The Report of the Covenant Design Group has been out now for a little under two hours. Since the final press conference has been delayed (obviously signifying that the Primates are having an inordinately difficult time coming to consensus on their final communique), the covenant draft is the only piece of fresh meat on the floor.
I have not yet read, marked, learned, and inwardly digested it. But I have given it a couple of looks, as well as monitored some of the initial reactions. The chorus at Stand Firm is, as one might imagine, overwhelmingly gloomy in its assessment. To some extent, I think it's because they were expecting a dog and what they got is a cat, and now they're upset because the cat won't bark. But if they had been paying attention to the clues recently dropped by Ephraim Radner (a member of the CDG) at Epiphany West and Archbishop Gomez just last week in a Dar es Salaam press briefing, they should have known a cat was on the way.
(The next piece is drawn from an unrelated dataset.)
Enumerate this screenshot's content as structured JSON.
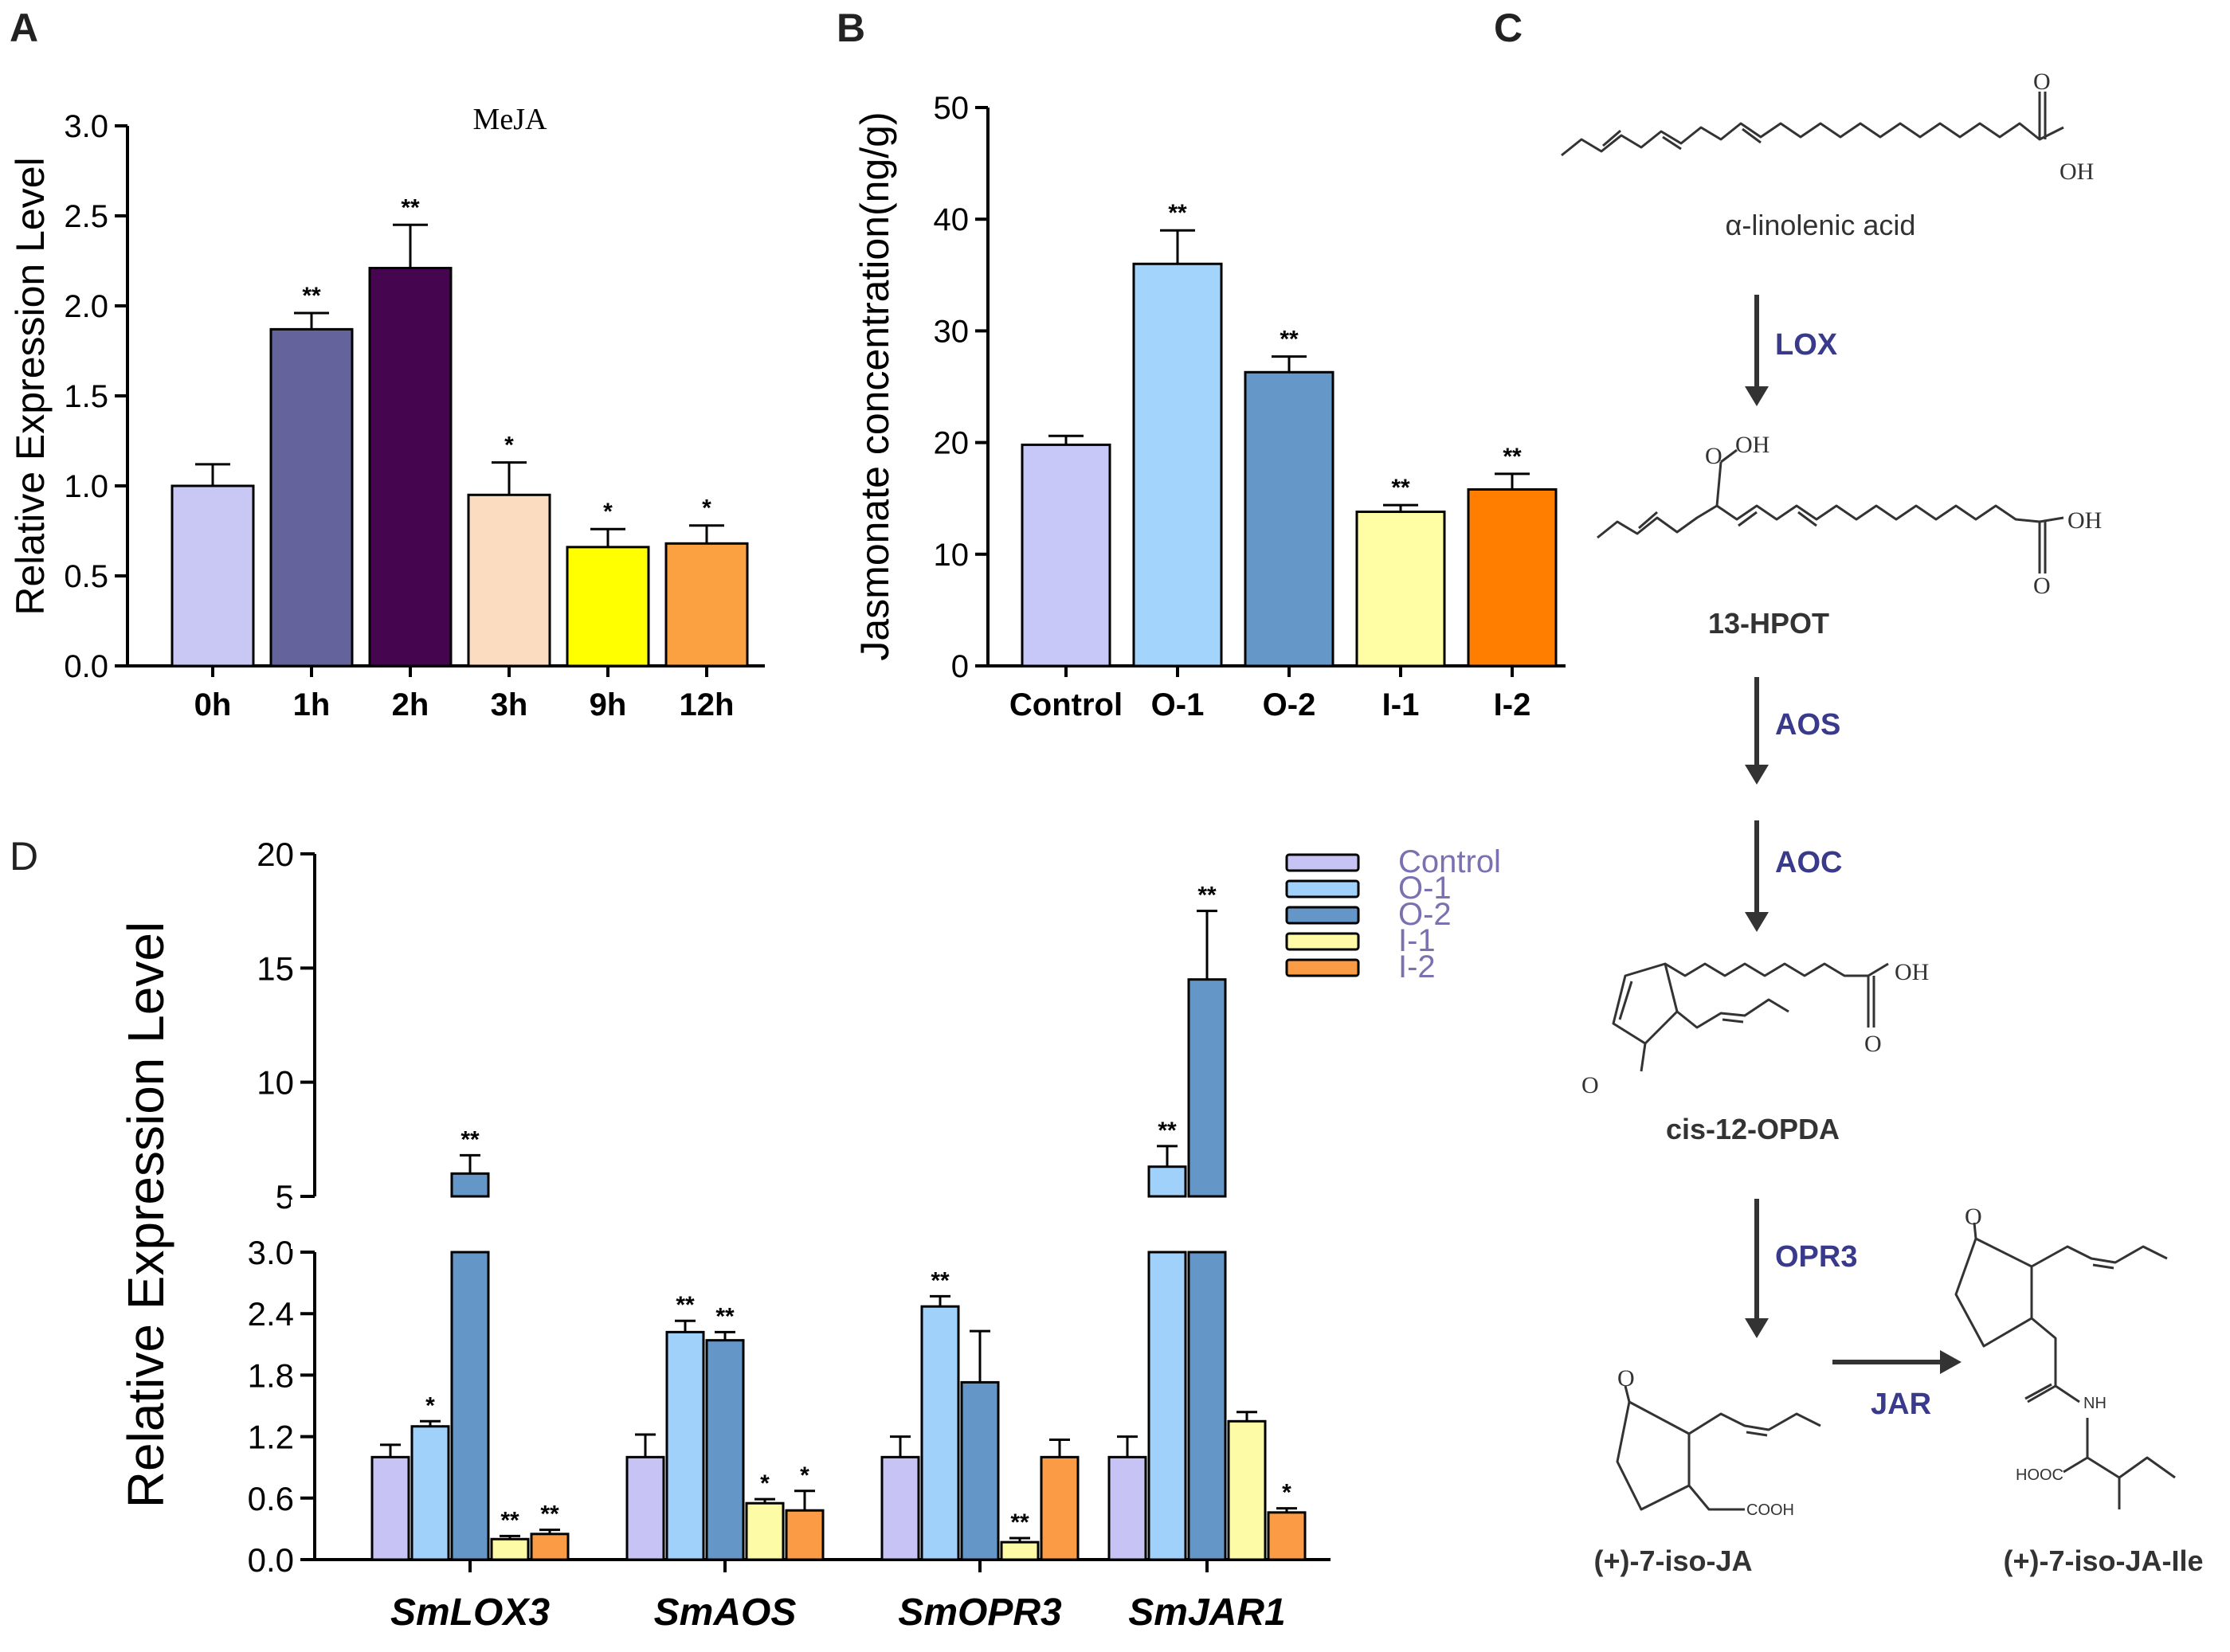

A "dog" would have been a doctrinal covenant that clearly addresses the currently present issue: sex. I won't get too deeply into the quagmire of whether Anglicanism is a "confessional" movement. I have always been under the impression that it's not, but my ecclesiological formation has always been on the Catholic end of the Anglican spectrum. In any case, what we have to consider now is a relational covenant--a set of ground rules for how the autonomous provinces are accountable to one another interdependently. In our present condition, this is something we need very badly.
There will be time in due course to get into the details, but let's cut to the chase here: Would this text, had it been in effect four years ago, have affected the chain of events that led to the consecration of Gene Robinson and the passage of C051 (that public rites of blessing for same-sex relationship is "within the bounds of our common life")? The answer is definitely, Yes. Whether it would have prevented those events is difficult to say, but at least General Convention 2003 would have had a clear-eyed view of the consequences, rather than have it be a matter of speculation.
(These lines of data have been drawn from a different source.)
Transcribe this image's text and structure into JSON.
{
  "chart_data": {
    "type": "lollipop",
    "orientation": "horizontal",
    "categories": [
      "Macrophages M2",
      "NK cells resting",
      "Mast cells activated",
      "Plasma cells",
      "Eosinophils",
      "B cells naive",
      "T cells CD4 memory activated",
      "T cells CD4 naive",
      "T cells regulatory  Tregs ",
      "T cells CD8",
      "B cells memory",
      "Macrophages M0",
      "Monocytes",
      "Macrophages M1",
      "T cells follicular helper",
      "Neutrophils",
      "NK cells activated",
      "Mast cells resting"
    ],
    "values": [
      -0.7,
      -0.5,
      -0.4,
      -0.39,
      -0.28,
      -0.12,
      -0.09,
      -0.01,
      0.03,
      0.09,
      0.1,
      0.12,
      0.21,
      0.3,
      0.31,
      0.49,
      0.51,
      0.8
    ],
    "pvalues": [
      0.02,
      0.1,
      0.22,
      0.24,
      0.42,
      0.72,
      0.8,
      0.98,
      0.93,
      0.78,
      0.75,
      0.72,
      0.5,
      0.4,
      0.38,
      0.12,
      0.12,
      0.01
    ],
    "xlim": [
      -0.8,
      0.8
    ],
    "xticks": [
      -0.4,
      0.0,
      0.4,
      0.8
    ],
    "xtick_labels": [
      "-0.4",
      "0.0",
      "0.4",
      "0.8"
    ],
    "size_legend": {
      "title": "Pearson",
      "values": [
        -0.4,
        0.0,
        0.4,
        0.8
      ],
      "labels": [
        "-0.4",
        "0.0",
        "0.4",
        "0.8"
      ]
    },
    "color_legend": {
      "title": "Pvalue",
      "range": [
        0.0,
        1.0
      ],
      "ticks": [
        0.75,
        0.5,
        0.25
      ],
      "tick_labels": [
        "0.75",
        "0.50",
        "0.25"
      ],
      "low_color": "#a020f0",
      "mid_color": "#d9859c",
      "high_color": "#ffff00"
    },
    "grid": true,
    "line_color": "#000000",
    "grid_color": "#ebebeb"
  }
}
One thing I like about the draft covenant is that is formalizes the status of the four Instruments of Unity. Episcopalian liberals have protested loudly for months into years now that the Instruments are "so-called" and have earned no deference. This covenant would remove that talking point from their arsenal. Member churches would be expected to "heed the counsel" of the 4IU. It also lends a lot more heft to the authority of the Lambeth Conference, which would function as a college of bishops, charged with "guarding the faith and unity of the communion."
Most significantly, it has teeth. (Cats can bite, you know!) The final paragraph spells out the consequences of a member church failing to live up to the spirit and terms of the covenant.